Jack Abramoff's associates take a shot at yours truly …

The National Center for Public Policy Research (NCPPR) is among the most insidious of the many organs of corporate propaganda posing as "non-partisan' think tanks. According to Mediatransparency, it was formed in the 1980s to support Reagan's military interventions in Central America. In the 1990s, NCPPR got into the business of denying climate change -- ExxonMobil's a big donor. Jack abramoff was an active board member until … uh, recently. Abramoff, you'll remember, used the NCPPR to funnel lobbying money through non-profits. They paid for his infamous Scotland golf trip with Tom DeLay. And despite the fact that they're all lily-white right-wingers, they're also behind much of the infrastructure of the "black conservative movement," as I pointed out to their chagrin over a year ago.

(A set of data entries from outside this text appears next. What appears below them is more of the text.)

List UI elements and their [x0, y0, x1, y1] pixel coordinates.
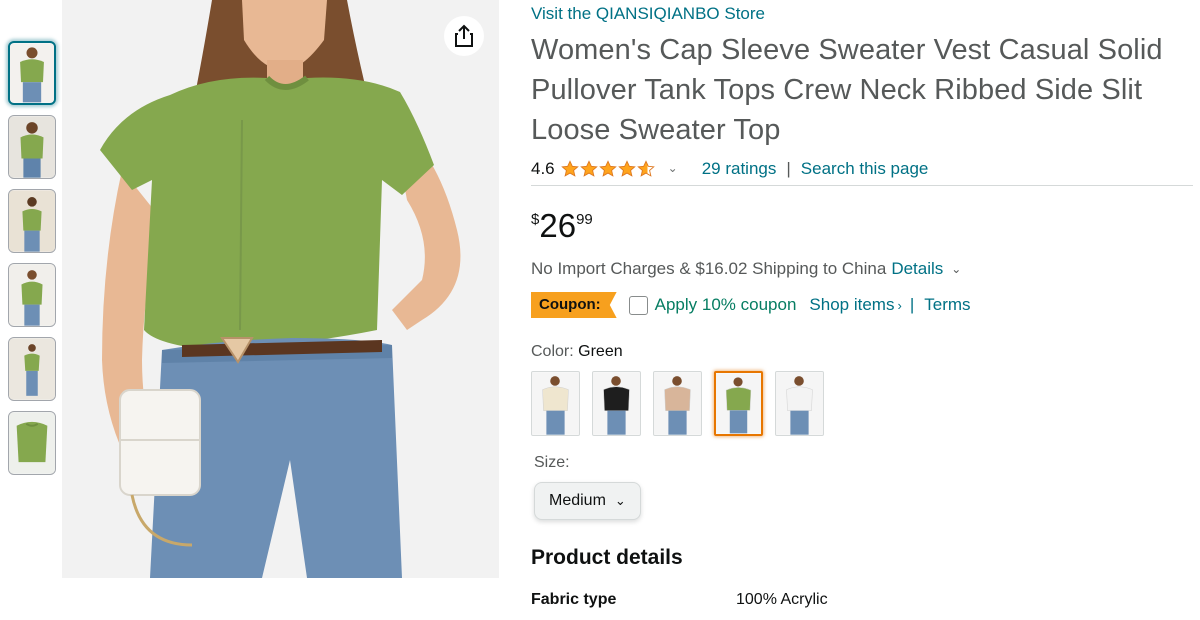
star-icon — [617, 160, 636, 177]
shop-items-link[interactable]: Shop items › — [809, 295, 901, 315]
coupon-checkbox[interactable] — [628, 295, 648, 315]
price: $ 26 99 — [531, 208, 1193, 248]
rating-value: 4.6 — [531, 159, 555, 178]
swatch-green[interactable] — [714, 371, 763, 436]
star-icon — [636, 160, 655, 177]
swatch-image — [593, 372, 640, 435]
details-key: Fabric type — [531, 591, 617, 608]
size-selected: Medium — [549, 492, 606, 509]
details-value: 100% Acrylic — [736, 591, 828, 608]
divider — [531, 185, 1193, 186]
separator: | — [786, 159, 791, 178]
chevron-down-icon: ⌄ — [614, 493, 626, 508]
details-row: Fabric type 100% Acrylic — [531, 591, 1193, 609]
swatch-white[interactable] — [775, 371, 824, 436]
price-fraction: 99 — [576, 211, 593, 228]
product-photo — [62, 0, 499, 578]
swatch-cream[interactable] — [531, 371, 580, 436]
swatch-image — [776, 372, 823, 435]
chevron-down-icon[interactable]: ⌄ — [668, 161, 678, 175]
share-icon — [455, 24, 473, 47]
coupon-badge: Coupon: — [531, 292, 617, 318]
shipping-text: No Import Charges & $16.02 Shipping to C… — [531, 259, 887, 278]
star-rating[interactable] — [560, 160, 656, 178]
apply-coupon-label[interactable]: Apply 10% coupon — [655, 295, 797, 315]
swatch-image — [654, 372, 701, 435]
chevron-right-icon: › — [897, 298, 902, 313]
coupon-row: Coupon: Apply 10% coupon Shop items › | T… — [531, 291, 1193, 319]
swatch-image — [532, 372, 579, 435]
thumbnail-2[interactable] — [8, 115, 56, 179]
store-link[interactable]: Visit the QIANSIQIANBO Store — [531, 4, 1193, 24]
color-selected: Green — [578, 343, 623, 360]
product-info: Visit the QIANSIQIANBO Store Women's Cap… — [531, 0, 1193, 609]
product-title: Women's Cap Sleeve Sweater Vest Casual S… — [531, 34, 1163, 146]
thumbnail-1[interactable] — [8, 41, 56, 105]
terms-link[interactable]: Terms — [924, 295, 970, 315]
thumbnail-4[interactable] — [8, 263, 56, 327]
size-dropdown[interactable]: Medium ⌄ — [534, 482, 641, 520]
swatch-black[interactable] — [592, 371, 641, 436]
star-icon — [560, 160, 579, 177]
size-label: Size: — [534, 454, 570, 471]
main-product-image[interactable] — [62, 0, 499, 578]
chevron-down-icon[interactable]: ⌄ — [951, 262, 961, 276]
color-label-text: Color: — [531, 343, 574, 360]
price-symbol: $ — [531, 211, 540, 228]
search-page-link[interactable]: Search this page — [801, 159, 929, 179]
product-details-heading: Product details — [531, 546, 683, 569]
thumbnail-5[interactable] — [8, 337, 56, 401]
shop-items-label: Shop items — [809, 295, 895, 314]
star-icon — [598, 160, 617, 177]
rating-row: 4.6 ⌄ 29 ratings | Search this page — [531, 157, 1193, 181]
color-label: Color: Green — [531, 343, 1193, 361]
thumbnail-strip — [8, 41, 58, 485]
share-button[interactable] — [444, 16, 484, 56]
thumbnail-6[interactable] — [8, 411, 56, 475]
star-icon — [579, 160, 598, 177]
swatch-beige[interactable] — [653, 371, 702, 436]
price-whole: 26 — [539, 207, 577, 244]
separator: | — [909, 295, 915, 314]
thumbnail-3[interactable] — [8, 189, 56, 253]
ratings-link[interactable]: 29 ratings — [702, 159, 777, 179]
swatch-image — [716, 373, 761, 434]
color-swatches — [531, 371, 1193, 436]
shipping-info: No Import Charges & $16.02 Shipping to C… — [531, 259, 1193, 279]
details-link[interactable]: Details — [891, 259, 943, 279]
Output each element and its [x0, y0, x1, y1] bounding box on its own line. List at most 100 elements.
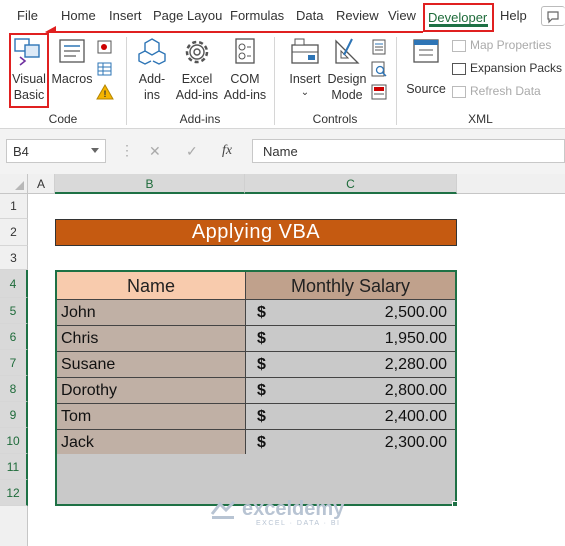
column-header-a[interactable]: A — [28, 174, 55, 194]
exceldemy-logo-icon — [210, 500, 238, 520]
salary-amount: 2,800.00 — [384, 382, 447, 399]
cell-name[interactable]: John — [57, 300, 246, 326]
currency-symbol: $ — [257, 330, 266, 347]
fill-handle[interactable] — [452, 501, 458, 507]
empty-selected-cells[interactable] — [57, 454, 455, 504]
design-mode-label-2: Mode — [331, 88, 363, 102]
cell-salary[interactable]: $2,280.00 — [246, 352, 455, 378]
row-header-6[interactable]: 6 — [0, 324, 28, 350]
tab-page-layout[interactable]: Page Layou — [153, 8, 222, 23]
addins-label-1: Add- — [138, 72, 166, 86]
addins-button[interactable]: Add- ins — [133, 35, 171, 103]
title-cell[interactable]: Applying VBA — [55, 219, 457, 246]
currency-symbol: $ — [257, 382, 266, 399]
chevron-down-icon: ⌄ — [300, 87, 310, 98]
active-tab-underline — [429, 24, 488, 27]
salary-table[interactable]: Name Monthly Salary John $2,500.00 Chris… — [55, 270, 457, 506]
header-name[interactable]: Name — [57, 272, 246, 300]
run-dialog-icon[interactable] — [370, 84, 388, 100]
code-group-label: Code — [48, 112, 78, 126]
watermark-name: exceldemy — [242, 498, 345, 520]
cell-name[interactable]: Susane — [57, 352, 246, 378]
expansion-packs-label: Expansion Packs — [470, 61, 563, 75]
tab-home[interactable]: Home — [61, 8, 96, 23]
chevron-down-icon[interactable] — [91, 148, 99, 153]
worksheet-grid[interactable]: A B C 1 2 3 4 5 6 7 8 9 10 11 12 Applyin… — [0, 174, 565, 546]
tab-formulas[interactable]: Formulas — [230, 8, 284, 23]
com-addins-label-1: COM — [230, 72, 260, 86]
addins-icon — [135, 35, 169, 69]
row-header-12[interactable]: 12 — [0, 480, 28, 506]
refresh-data-button[interactable]: Refresh Data — [452, 84, 541, 98]
cell-name[interactable]: Dorothy — [57, 378, 246, 404]
com-addins-label-2: Add-ins — [223, 88, 267, 102]
salary-amount: 2,400.00 — [384, 408, 447, 425]
design-mode-icon — [330, 35, 364, 69]
column-header-c[interactable]: C — [245, 174, 457, 194]
insert-function-icon[interactable]: fx — [222, 143, 232, 159]
row-header-7[interactable]: 7 — [0, 350, 28, 376]
tab-review[interactable]: Review — [336, 8, 379, 23]
cell-name[interactable]: Jack — [57, 430, 246, 456]
formula-input-value: Name — [263, 144, 298, 159]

They're ideologues who have their answers in advance, and work backwards from there -- the antithesis of public policy analysis.

And they have a blog, written by NCPPR's president, Amy Ridenour, a former bigwig among the College Chickenhawks Republicans and knee-deep in Abramoff's hanky-panky (the WaPo reported: "E-mails suggest Ridenour was well aware that Abramoff viewed her organization as a convenient pass-through").

On it, after a brief introduction by Ridenour, David Hogberg, a "senior policy analyst" (and American Spectator and NRO contributor), takes me to task for a recent post about making Medicare available to all:

Over at AlterNet, Joshua Holland argues that the way to universal coverage - which he inexplicably supports -- is to open Medicare to all of those who want to join, not just those age 65 and older.
Just the fact that someone might want every American to have health coverage is "inexplicable" to this senior policy analyst.
Holland's article is so riddled with ignorance that it is going to require more than one blog post to set it straight.
I can't wait for the follow-up. 'Til then, me and my prize-hog Rufus'll just be settin' here, stewin' in our ignorance.